Another motor yacht, Adventures Baby, arrived in the evening and then all was quiet for the night. The island is strictly a daytime venue, so there are no street or walkway lights; a light had been left on in one of the two-story beach "villas" ($550 to rent for the day, charged to your stateroom) and one in the massage shack. We could see a faint light from the horse stable and a glow above the power plant and staff village, but nothing to disturb the view of the stars. The only noise was the quiet hum of the power station.

Sunset at Half Moon Cay. Loose Seal and Adventures Baby to the right.

It really was a lovely anchorage, and we could easily have spent another night if we had the time. We're glad we finally saw the place; we had been scheduled to stop here on the MS Oosterdam over Christmas during our first year on the road, but the weather was too rough for them to load the tenders at the ship, so we passed on by and had an extra day at sea instead.

We're no strangers to cruise ship private islands, having previously visited Princess Cays, which is actually part of a small peninsula on the enormous island of Eleuthera. As you might expect, this was the Princess Cruises equivalent to Half Moon Cay, with all the same stuff -- swimming, snorkeling, a BBQ buffet, water toys, etc.. We made a return visit years later on a different Princess cruise and decided it was not even worth going ashore; we let 1,500 other people do that and then had the ship mostly to ourselves.
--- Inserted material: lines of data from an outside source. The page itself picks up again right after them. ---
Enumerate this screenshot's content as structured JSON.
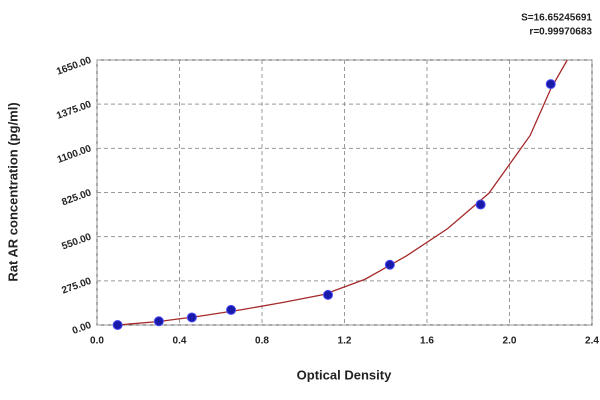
{
  "chart_data": {
    "type": "scatter",
    "xlabel": "Optical Density",
    "ylabel": "Rat AR concentration (pg/ml)",
    "annotations": [
      "S=16.65245691",
      "r=0.99970683"
    ],
    "series": [
      {
        "color": "#1a1aa8",
        "x": [
          0.1,
          0.3,
          0.46,
          0.65,
          1.12,
          1.42,
          1.86,
          2.2
        ],
        "values": [
          0,
          23.4,
          46.9,
          93.8,
          187.5,
          375,
          750,
          1500
        ]
      },
      {
        "color": "#a52a2a",
        "x": [
          0.1,
          0.3,
          0.5,
          0.7,
          0.9,
          1.1,
          1.3,
          1.5,
          1.7,
          1.9,
          2.1,
          2.2,
          2.28
        ],
        "values": [
          0,
          22,
          55,
          95,
          140,
          190,
          285,
          430,
          600,
          820,
          1180,
          1470,
          1650
        ]
      }
    ],
    "xlim": [
      0,
      2.4
    ],
    "xticks": [
      {
        "value": 0,
        "label": "0.0"
      },
      0.4,
      0.8,
      1.2,
      1.6,
      {
        "value": 2,
        "label": "2.0"
      },
      2.4
    ],
    "ylim": [
      0,
      1650
    ],
    "yticks": [
      {
        "value": 0,
        "label": "0.00"
      },
      {
        "value": 275,
        "label": "275.00"
      },
      {
        "value": 550,
        "label": "550.00"
      },
      {
        "value": 825,
        "label": "825.00"
      },
      {
        "value": 1100,
        "label": "1100.00"
      },
      {
        "value": 1375,
        "label": "1375.00"
      },
      {
        "value": 1650,
        "label": "1650.00"
      }
    ],
    "grid": true
  }
}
I mention this because we passed Princess Cays this morning. Behemoth Carnival Cruises bought Holland America and Princess, among others, and now Carnival's own branded ships make more port calls at these two properties than either of the original owners. And thus we passed, close aboard, the Carnival Ecstasy "anchored" off Princess Cays, their passengers enjoying themselves ashore.

Carnival Ecstasy hovering off Princess Cays, Eleuthera, tenders alongside. Princess Cays in background.

I put anchored in quotes, because the ship was actually "hovering," a computer controlling the bow and stern thrusters, rudder, and propellers to keep the ship in a fixed position and orientation. Their AIS transponder indicated "Under Way Using Engine." Before crossing their stern at less than a half mile, I called on the radio to ensure that they, indeed, would remain stationary until their scheduled departure at 17:00.

Update: We are now anchored, just inside the bight of Cape Eleuthera (map). This is our second attempt here; I snorkeled the anchor at our first spot and it was lying upside-down with just a tiny piece of one fluke hooked. The bottom here is minimal sand over rock, with coral everywhere. We moved to an area with more sand and less coral and have the main fluke at least dug in a few inches.

Tonight we will dinghy ashore to the Cape Eleuthera Marina and eat in the on-site restaurant, Pascals. Just in the nick of time; we used the last of our fresh lettuce last night, having to throw most of a head away. S/v Loose Seal has again joined us here; we seem to be running in parallel. In the morning we will head back across the Sound to the Exumas.


  1. I totally understand the concept of "island time." We've visited Treasure Cay on Abaco, The Bluff House on Green Turtle Key/Exuma, and Peace and Plenty on Exuma. I was pregnant with my son in 1985 when we stayed at Peace and Plenty. On St. Patrick's Day, the owner asked the cook to make green linguine with shrimp. She didn't know she could buy spinach pasta so she added green food color to the water when she cooked it. I have some wonderful memories of the people who worked there.

    1. Ha! Green food coloring. That's so funny, Katie!